Compared to Bitcoin's UTXO set (approximately 170+ million), Kaspa's UTXO set is younger and smaller but growing rapidly. UTXO bloat — where the set grows so large it strains node resources — is a known scalability concern for UTXO-based chains. Kaspa addresses this through its pruning mechanism and UTXO commitment model, which allows nodes to verify the UTXO set integrity without storing the full transaction history. This makes Kaspa more sustainable at scale than naive UTXO implementations.
How it's computed
The UTXO count is obtained by querying the total number of entries in Kaspa's UTXO set, stored in our RocksDB secondary instance that mirrors the full node's state. This secondary instance allows us to perform heavy read queries without impacting the node's consensus performance. The count is sampled hourly to produce the historical time series.
Each sample captures the exact cardinality of the UTXO set at that point in time. New UTXOs are created whenever a transaction produces outputs, and UTXOs are destroyed (spent) whenever they are consumed as inputs to a new transaction. The net change per block depends on the transaction mix — a simple one-input, two-output transaction destroys one UTXO and creates two, resulting in a net increase of one.

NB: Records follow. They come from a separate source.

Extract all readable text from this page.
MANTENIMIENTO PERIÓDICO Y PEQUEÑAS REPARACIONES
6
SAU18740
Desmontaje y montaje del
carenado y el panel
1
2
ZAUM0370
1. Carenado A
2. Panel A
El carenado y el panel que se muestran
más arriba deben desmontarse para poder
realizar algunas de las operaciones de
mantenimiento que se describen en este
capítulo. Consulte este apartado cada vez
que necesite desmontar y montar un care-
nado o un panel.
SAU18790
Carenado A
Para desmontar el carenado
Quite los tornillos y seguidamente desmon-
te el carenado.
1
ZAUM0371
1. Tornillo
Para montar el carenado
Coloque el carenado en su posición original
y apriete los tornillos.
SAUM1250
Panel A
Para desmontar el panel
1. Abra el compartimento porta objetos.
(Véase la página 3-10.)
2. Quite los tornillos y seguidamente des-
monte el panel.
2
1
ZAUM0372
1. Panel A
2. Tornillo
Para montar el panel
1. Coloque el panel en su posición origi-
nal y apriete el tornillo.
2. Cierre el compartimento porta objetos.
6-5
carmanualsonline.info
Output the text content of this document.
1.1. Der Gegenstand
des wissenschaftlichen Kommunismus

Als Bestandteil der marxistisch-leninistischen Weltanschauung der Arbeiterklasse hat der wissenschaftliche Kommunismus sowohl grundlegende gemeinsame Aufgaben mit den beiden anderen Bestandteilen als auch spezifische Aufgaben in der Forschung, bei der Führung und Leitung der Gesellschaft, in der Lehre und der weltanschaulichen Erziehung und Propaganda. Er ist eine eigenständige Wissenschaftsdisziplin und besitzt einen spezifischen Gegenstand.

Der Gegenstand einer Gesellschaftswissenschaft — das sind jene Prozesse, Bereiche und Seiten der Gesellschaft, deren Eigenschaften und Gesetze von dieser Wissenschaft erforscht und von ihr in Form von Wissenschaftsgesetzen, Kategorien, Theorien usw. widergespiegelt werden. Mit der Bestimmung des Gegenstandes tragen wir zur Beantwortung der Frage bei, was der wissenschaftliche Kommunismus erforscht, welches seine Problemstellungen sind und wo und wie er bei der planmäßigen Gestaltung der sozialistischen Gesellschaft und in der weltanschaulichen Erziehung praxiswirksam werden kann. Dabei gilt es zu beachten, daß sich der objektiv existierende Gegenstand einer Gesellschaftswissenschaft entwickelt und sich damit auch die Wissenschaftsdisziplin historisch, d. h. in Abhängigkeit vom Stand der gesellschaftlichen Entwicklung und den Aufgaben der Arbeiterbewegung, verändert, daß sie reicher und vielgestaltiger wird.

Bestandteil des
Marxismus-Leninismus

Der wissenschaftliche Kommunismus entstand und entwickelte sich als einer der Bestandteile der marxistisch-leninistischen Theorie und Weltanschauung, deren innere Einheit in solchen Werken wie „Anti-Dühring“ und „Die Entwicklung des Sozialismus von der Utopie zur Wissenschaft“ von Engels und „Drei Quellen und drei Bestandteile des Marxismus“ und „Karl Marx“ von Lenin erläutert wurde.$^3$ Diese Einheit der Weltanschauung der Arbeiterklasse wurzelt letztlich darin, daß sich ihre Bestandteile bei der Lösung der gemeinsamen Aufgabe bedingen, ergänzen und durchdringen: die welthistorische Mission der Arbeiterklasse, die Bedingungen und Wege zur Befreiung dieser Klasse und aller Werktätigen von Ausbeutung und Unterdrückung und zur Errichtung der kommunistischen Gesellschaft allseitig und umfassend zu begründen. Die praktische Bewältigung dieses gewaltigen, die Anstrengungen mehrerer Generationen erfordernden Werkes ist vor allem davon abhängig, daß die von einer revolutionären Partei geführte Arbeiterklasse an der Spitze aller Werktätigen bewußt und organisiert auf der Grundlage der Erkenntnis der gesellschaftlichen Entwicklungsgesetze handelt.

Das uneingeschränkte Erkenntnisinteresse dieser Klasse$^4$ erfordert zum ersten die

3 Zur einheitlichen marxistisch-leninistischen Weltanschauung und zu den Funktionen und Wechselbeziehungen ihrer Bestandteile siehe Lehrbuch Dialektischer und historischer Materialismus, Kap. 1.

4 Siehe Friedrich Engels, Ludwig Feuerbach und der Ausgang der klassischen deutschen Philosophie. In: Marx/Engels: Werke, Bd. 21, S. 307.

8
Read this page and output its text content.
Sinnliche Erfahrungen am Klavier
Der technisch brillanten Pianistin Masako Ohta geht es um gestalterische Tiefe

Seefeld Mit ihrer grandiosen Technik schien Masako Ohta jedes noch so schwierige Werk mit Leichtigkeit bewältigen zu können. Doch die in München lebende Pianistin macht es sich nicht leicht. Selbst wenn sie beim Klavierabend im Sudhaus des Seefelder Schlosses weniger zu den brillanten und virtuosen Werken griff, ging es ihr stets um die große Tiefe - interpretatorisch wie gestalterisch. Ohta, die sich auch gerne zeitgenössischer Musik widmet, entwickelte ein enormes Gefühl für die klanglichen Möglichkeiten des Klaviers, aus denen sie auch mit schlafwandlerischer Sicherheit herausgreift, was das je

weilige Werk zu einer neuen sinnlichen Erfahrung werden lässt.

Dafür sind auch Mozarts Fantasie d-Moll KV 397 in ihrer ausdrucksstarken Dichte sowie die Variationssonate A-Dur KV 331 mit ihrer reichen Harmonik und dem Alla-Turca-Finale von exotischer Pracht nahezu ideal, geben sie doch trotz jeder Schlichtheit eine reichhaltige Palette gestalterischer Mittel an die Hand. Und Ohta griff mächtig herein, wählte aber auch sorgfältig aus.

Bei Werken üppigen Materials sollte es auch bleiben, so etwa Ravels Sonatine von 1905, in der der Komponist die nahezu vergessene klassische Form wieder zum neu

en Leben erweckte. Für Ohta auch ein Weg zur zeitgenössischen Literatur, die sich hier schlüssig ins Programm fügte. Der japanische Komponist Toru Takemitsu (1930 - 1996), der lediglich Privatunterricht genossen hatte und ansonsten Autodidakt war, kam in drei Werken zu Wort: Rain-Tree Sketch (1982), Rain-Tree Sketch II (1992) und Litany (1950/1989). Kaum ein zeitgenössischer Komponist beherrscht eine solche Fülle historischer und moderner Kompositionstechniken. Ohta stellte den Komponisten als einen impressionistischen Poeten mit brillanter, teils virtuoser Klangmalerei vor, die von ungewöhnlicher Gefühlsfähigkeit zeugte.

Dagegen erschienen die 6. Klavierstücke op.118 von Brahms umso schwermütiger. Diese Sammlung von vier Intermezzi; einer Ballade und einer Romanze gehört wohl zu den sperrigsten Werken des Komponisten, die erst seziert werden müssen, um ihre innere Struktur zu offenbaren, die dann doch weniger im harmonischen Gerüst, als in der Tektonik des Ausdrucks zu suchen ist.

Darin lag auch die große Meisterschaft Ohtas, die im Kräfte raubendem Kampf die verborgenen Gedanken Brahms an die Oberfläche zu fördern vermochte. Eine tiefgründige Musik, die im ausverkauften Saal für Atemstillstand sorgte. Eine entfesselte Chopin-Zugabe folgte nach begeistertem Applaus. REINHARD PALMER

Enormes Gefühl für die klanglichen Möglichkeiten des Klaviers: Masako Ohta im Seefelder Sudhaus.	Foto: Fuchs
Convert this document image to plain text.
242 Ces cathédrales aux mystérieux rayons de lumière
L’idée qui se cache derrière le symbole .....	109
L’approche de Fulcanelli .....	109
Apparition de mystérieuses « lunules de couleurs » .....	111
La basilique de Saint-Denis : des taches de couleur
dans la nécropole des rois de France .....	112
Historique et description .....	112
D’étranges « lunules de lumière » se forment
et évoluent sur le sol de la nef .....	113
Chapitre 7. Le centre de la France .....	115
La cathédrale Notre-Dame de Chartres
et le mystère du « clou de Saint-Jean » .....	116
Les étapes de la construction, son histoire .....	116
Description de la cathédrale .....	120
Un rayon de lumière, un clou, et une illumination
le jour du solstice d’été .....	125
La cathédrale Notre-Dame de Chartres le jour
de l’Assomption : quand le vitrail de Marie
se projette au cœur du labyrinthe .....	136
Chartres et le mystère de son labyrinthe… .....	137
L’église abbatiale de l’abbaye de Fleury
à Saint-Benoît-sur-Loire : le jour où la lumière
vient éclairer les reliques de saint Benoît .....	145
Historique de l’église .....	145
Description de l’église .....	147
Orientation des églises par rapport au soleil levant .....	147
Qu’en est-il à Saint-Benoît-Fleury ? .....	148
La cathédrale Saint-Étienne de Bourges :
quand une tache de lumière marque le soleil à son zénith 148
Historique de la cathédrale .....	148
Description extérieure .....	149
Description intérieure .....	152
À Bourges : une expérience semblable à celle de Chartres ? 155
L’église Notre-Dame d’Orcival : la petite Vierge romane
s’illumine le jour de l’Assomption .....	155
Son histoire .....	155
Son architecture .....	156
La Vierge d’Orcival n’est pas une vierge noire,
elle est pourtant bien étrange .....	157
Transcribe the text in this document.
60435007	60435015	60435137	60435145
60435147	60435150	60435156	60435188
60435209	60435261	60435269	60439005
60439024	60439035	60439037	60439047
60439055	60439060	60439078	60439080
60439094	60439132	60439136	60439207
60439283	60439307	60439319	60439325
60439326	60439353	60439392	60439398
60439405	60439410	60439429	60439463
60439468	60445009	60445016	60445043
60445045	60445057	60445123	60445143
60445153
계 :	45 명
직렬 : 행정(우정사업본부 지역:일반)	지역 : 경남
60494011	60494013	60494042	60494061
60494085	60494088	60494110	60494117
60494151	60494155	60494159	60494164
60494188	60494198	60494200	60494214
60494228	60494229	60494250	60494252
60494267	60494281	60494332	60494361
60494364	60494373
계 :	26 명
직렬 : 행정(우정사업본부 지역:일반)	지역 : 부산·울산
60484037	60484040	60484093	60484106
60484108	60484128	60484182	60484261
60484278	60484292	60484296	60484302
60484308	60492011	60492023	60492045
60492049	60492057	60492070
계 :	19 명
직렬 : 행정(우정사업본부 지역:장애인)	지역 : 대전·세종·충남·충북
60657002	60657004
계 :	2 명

Mining coinbase transactions always create new UTXOs without consuming any (since they have no inputs), so the UTXO count has a natural upward pressure from block rewards alone. The rate of this baseline growth depends on the number of miners and how block rewards are split across outputs. Understanding this baseline helps distinguish organic adoption growth from mechanical mining effects.